When morphine was isolated, it was called “God’s own medicine” for its reliability, long-lasting effects and perceived safety.

In 1874, English researcher C.R. Wright boiled morphine and created diacetylmorphine. 21 years later The Bayer Company of Germany diluted morphine with acetyls, also producing diacetylmorphine. They called it “heroin”, but didn’t introduce it commercially for another three years.

OMNOPON

c.1930

Omnopon is a mixture of hydrochloride salts of opium alkaloids. It was used to relieve moderate to severe pain and for pre-operative sedation.

DIAMORPHINE HYDROCHLORIDE

First discovered in 1874, heroin was used as a pain reliever and in substitution therapy for cocaine and morphine addiction. Its highly addictive qualities were not revealed until much later and it was widely available. Heroin is still used in some countries for pain relief in terminal illnesses.

MORPHINE

Morphine was isolated in 1817. In 1843, Dr Alexander Wood of Edinburgh discovered a new technique of administering morphine, injection with a syringe. Injecting his patients directly in painful areas, he found morphine provided instantaneous relief, and was three times more potent than when administered orally.

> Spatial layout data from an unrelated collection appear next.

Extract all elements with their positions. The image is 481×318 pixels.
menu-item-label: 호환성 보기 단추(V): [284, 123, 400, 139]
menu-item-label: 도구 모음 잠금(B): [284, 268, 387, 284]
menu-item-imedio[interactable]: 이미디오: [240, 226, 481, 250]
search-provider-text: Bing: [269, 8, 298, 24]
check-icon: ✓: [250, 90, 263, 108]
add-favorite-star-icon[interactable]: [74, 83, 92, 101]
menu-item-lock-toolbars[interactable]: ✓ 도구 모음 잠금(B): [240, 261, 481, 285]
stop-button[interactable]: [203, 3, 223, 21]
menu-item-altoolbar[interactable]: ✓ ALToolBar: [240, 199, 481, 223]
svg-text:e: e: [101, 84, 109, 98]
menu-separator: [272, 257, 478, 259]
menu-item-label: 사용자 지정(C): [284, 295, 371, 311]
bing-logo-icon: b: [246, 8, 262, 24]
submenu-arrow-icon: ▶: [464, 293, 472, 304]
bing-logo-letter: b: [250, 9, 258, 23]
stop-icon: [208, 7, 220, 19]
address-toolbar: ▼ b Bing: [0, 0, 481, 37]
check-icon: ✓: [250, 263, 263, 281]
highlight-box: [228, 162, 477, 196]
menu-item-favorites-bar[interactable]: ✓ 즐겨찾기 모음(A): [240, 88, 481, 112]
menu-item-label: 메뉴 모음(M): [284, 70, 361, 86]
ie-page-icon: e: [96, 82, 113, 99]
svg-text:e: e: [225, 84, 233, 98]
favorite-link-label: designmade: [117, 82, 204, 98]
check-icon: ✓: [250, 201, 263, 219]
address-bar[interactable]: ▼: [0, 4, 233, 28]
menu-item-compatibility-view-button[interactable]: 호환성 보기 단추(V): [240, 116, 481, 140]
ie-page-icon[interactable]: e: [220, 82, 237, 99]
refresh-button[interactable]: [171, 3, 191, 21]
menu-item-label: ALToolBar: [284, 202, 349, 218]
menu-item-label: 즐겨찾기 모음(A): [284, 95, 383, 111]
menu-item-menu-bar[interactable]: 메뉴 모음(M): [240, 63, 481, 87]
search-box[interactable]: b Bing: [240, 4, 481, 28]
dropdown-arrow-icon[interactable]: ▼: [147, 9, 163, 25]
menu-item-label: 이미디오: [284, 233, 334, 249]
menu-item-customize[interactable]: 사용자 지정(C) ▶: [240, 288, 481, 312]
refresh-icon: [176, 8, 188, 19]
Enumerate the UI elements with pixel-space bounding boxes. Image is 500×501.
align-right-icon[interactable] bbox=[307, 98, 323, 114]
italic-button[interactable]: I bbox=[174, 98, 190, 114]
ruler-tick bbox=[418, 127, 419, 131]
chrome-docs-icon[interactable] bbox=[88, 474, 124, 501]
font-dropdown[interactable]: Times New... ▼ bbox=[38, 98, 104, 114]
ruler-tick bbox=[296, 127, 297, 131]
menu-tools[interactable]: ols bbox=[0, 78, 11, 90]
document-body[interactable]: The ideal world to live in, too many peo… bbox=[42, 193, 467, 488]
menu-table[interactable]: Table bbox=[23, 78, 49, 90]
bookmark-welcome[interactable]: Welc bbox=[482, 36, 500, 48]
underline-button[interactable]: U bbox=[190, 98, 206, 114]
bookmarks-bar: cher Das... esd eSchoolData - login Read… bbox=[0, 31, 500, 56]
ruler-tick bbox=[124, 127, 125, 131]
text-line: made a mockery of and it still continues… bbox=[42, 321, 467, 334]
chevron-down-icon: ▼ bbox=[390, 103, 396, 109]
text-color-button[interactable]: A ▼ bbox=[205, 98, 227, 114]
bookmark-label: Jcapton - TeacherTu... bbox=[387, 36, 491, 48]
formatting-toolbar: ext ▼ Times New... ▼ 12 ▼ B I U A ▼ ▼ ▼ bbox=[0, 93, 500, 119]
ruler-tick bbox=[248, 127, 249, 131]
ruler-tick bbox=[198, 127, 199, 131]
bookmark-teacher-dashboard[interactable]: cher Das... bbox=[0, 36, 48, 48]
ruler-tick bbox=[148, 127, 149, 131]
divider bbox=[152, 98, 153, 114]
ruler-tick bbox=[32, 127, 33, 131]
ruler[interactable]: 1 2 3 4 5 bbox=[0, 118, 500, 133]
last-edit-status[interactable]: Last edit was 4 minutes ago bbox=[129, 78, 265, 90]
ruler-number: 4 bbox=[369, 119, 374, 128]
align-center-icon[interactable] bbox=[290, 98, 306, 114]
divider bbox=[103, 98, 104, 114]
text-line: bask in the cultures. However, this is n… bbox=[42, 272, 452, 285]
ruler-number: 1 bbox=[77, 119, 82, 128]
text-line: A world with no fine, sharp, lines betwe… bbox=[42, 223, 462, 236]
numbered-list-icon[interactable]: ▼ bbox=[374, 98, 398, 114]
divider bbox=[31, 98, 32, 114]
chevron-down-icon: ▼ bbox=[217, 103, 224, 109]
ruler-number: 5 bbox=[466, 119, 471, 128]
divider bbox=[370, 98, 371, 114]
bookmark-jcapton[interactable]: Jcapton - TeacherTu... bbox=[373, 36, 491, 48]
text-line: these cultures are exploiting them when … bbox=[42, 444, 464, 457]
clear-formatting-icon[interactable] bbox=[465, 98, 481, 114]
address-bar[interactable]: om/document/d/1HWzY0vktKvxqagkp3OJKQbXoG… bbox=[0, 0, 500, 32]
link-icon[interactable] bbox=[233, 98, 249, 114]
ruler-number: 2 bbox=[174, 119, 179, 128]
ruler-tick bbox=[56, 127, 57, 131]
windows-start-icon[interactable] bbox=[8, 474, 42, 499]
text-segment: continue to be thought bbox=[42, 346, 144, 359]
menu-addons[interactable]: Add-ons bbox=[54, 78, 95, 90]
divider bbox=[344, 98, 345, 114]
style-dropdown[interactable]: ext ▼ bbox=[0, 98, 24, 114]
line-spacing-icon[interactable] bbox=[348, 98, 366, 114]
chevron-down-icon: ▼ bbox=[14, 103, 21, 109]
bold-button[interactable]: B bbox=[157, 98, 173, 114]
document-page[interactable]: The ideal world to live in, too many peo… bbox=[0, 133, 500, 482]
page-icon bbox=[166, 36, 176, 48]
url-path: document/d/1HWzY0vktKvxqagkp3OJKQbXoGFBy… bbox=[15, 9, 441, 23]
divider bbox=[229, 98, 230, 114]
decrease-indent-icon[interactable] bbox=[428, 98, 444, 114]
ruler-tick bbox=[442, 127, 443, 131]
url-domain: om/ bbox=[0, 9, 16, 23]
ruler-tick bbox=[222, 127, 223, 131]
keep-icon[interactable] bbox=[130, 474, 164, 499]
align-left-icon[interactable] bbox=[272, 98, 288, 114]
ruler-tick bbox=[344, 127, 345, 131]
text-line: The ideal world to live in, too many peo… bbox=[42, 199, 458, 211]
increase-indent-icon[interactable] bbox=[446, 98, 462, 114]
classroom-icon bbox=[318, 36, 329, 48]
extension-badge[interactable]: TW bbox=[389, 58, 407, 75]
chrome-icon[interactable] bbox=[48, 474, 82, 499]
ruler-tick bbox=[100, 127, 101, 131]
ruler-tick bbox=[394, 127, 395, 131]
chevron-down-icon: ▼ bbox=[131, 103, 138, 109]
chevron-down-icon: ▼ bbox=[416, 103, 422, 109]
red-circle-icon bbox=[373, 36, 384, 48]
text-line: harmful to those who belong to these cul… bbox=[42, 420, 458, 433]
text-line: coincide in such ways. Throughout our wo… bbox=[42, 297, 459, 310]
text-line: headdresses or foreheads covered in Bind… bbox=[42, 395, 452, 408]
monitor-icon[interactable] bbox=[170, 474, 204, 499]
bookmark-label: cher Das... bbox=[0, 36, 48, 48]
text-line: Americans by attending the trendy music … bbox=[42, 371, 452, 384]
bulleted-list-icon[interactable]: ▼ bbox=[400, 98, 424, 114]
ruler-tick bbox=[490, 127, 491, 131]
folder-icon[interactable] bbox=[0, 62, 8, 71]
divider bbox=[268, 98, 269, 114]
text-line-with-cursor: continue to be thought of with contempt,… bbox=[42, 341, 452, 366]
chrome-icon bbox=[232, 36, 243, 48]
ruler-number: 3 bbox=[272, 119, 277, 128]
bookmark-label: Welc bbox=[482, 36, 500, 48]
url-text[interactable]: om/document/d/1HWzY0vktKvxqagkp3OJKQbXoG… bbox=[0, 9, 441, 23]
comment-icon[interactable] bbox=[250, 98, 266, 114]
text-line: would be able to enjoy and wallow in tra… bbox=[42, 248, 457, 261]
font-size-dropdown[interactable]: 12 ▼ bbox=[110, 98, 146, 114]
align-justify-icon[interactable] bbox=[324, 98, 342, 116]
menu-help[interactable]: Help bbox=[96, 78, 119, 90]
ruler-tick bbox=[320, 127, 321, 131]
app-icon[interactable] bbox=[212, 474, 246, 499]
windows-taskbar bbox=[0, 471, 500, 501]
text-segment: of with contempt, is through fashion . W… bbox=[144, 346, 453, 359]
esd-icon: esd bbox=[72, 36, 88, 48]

The concept of the syringe wasn’t new, Galen had used one to inject blood vessels of the brain. With the invention of the hollow needle, by Irishman Francis Rynd in 1844, and the design of a practical metal syringe by Charles Pravaz in 1853, the skin no longer needed to be cut prior to being injected.

PRAVAZ SYRINGE

1853

This small, ornate syringe is made of silver and could be used with a hollow needle to inject medicines directly under the skin.

MORPHINE SYRINGE KIT

1930

The development of the syringe provided the perfect method for administration of morphine. Doctors regularly carried their own syringe kits. Needles and syringes were sterilised and reused.